Los circos eran otra cosa. Sin duda la atracción principal eran los animales. El día del estreno una caravana de elefantes, leones, monos y unos cuantos malabaristas realizaban el desfile de rigor contaminándolo todo con sus papeles, sus ruidos y su boñiga inédita. Acostumbrados como estábamos a oler animales de campo o domésticos, aquellas cacas de visitantes eran toda una novedad.

Nosotros íbamos los sábados a la noche generalmente, porque los domingos por la tarde era para el descanso del cuerpo y porque se suponía que las noches de los viernes, sábados y festivos el espectáculo era completo y podíamos ver a todas las fieras en acción. Por supuesto... todos los circos también eran iguales. Hasta podíamos pensar que era el mismo circo que cambiaba de nombre al completar una gira. Se anunciaban como procedentes de lugares remotos -Moscú, Berlín, Italia- como sinónimo de calidad. Pero eran de una tristeza de refugiado. Grises y deprimentes, aún para un niño como yo. Recuerdo que no me hacían reír y que ninguno de sus números me asombraba.

Sin embargo, guardo en mi memoria el día en que un acróbata cayó de su monociclo, acaso porque fue la única vez que estuvimos en primera fila y el golpe sonó nítido como si hubiera caído sobre mis zapatos polvorientos. El ejercicio consistía en recorrer una cuerda que estaba elevada un par de metros, montado en un monociclo pequeño e inestable. Al poco de salir de la plataforma se desestabilizó y fue a parar sobre el escenario de madera con un ruido que enmudeció el circo entero. Convengamos que no había mucha gente, pero aún así se heló el aire. Parecía que caía en cámara lenta y que en realidad aquello no estaba ocurriendo. Lejos de acobardarse, el artista se levantó dolorido y subió un par de metros más la cuerda. De alguna parte apareció un nuevo monociclo con el asiento aún más alto que el anterior, y a mí aquello me supo a castigo. Subió pesadamente la escalera, le alcanzaron el monociclo, se sentó en él aferrado a una vara que le sujetaba alguien desde abajo, y se lanzó a recorrer los diez o doce metros de cuerda, supongo que con el espíritu de triunfar o morir. Todos sufríamos pensando en que si se volvía a caer aquello iba a terminar muy mal. Pero no, el malabarista completó el espectáculo y todos aplaudimos más aliviados que festivos, deseando que no volviera a intentar hace algo así.

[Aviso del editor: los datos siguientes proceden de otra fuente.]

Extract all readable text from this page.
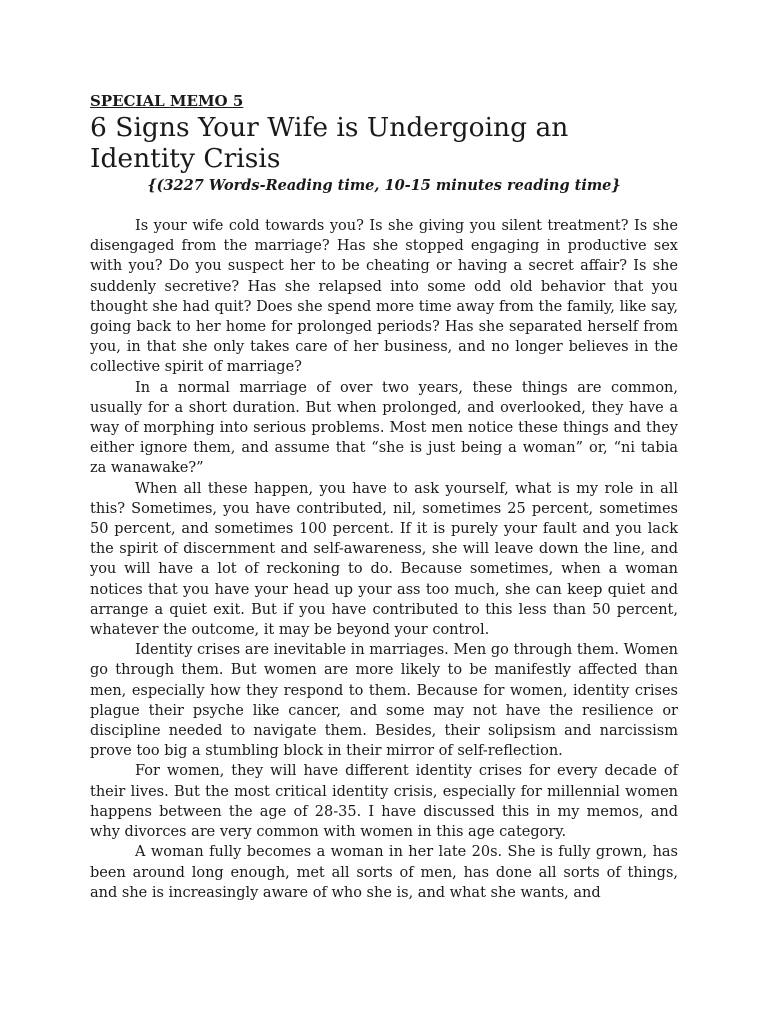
SPECIAL MEMO 5
6 Signs Your Wife is Undergoing an Identity Crisis
{(3227 Words-Reading time, 10-15 minutes reading time}

Is your wife cold towards you? Is she giving you silent treatment? Is she disengaged from the marriage? Has she stopped engaging in productive sex with you? Do you suspect her to be cheating or having a secret affair? Is she suddenly secretive? Has she relapsed into some odd old behavior that you thought she had quit? Does she spend more time away from the family, like say, going back to her home for prolonged periods? Has she separated herself from you, in that she only takes care of her business, and no longer believes in the collective spirit of marriage?

In a normal marriage of over two years, these things are common, usually for a short duration. But when prolonged, and overlooked, they have a way of morphing into serious problems. Most men notice these things and they either ignore them, and assume that “she is just being a woman” or, “ni tabia za wanawake?”

When all these happen, you have to ask yourself, what is my role in all this? Sometimes, you have contributed, nil, sometimes 25 percent, sometimes 50 percent, and sometimes 100 percent. If it is purely your fault and you lack the spirit of discernment and self-awareness, she will leave down the line, and you will have a lot of reckoning to do. Because sometimes, when a woman notices that you have your head up your ass too much, she can keep quiet and arrange a quiet exit. But if you have contributed to this less than 50 percent, whatever the outcome, it may be beyond your control.

Identity crises are inevitable in marriages. Men go through them. Women go through them. But women are more likely to be manifestly affected than men, especially how they respond to them. Because for women, identity crises plague their psyche like cancer, and some may not have the resilience or discipline needed to navigate them. Besides, their solipsism and narcissism prove too big a stumbling block in their mirror of self-reflection.

For women, they will have different identity crises for every decade of their lives. But the most critical identity crisis, especially for millennial women happens between the age of 28-35. I have discussed this in my memos, and why divorces are very common with women in this age category.

A woman fully becomes a woman in her late 20s. She is fully grown, has been around long enough, met all sorts of men, has done all sorts of things, and she is increasingly aware of who she is, and what she wants, and
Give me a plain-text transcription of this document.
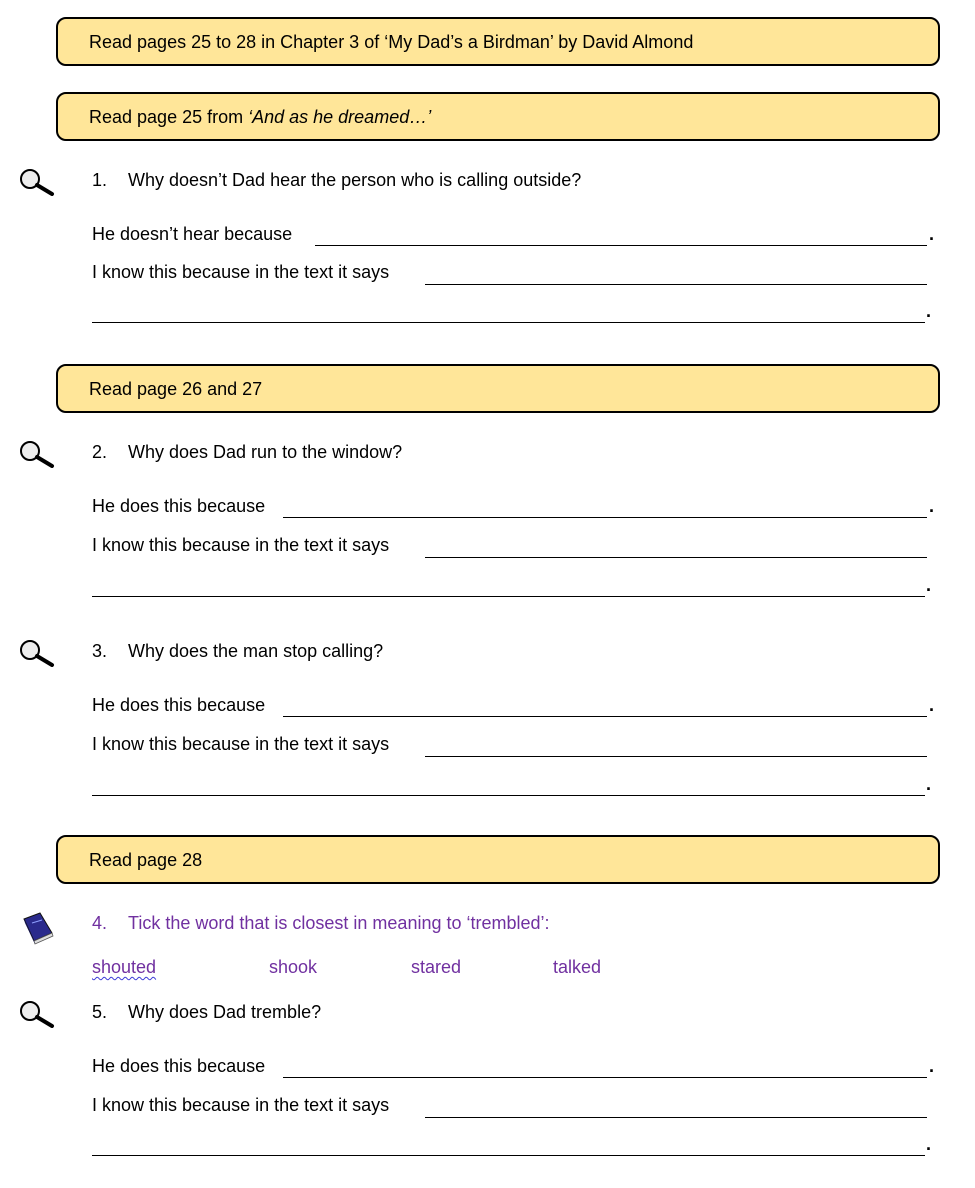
Read pages 25 to 28 in Chapter 3 of ‘My Dad’s a Birdman’ by David Almond
Read page 25 from ‘And as he dreamed…’
1. Why doesn’t Dad hear the person who is calling outside?
He doesn’t hear because	.
I know this because in the text it says
.
Read page 26 and 27
2. Why does Dad run to the window?
He does this because	.
I know this because in the text it says
.
3. Why does the man stop calling?
He does this because	.
I know this because in the text it says
.
Read page 28
4. Tick the word that is closest in meaning to ‘trembled’:
shouted	shook	stared	talked
5. Why does Dad tremble?
He does this because	.
I know this because in the text it says
.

Años más tarde llegó un circo que presumía de tener un canguro boxeador llamado Federico. Mi madre y mi tía llevaron a mis dos hijos mayores, motivado el segundo especialmente por ser el susodicho canguro tocayo suyo, un hecho anecdótico que justificaba asistencia. Volvieron decepcionados, y creo que no es una cuestión de genes, sino que aún a día de hoy los circos tienen esa atmósfera de pena que nos inspira lástima, y que muchas veces acudimos a ellos sólo para ver si por una vez, sólo por una vez, nos divertimos de verdad.

Parques de diversiones y circos llegan tarde a nuestras vidas. Necesitaríamos ser niños otra vez pero con el apetito de sensaciones de adultos para poder entenderlos y más o menos disfrutarlos. Quizás por eso las norias y todas esas atracciones de vértigos son las favoritas de los adolescentes, quienes aún tienen la energía de la niñez y empiezan a asomarse a la vida adulta con cierta información. En cuanto a mí, sólo me han dejado esos dos recuerdos: La frustración de un premio que nunca conseguí para defender mi honor de niño precoz, y un acróbata accidentado. Valiente, perseverante, pero accidentado.

En esta última línea detecto que me parezco un poco a aquel ciclista golpeado. Pero con una diferencia: Yo ya no puedo subir más la cuerda.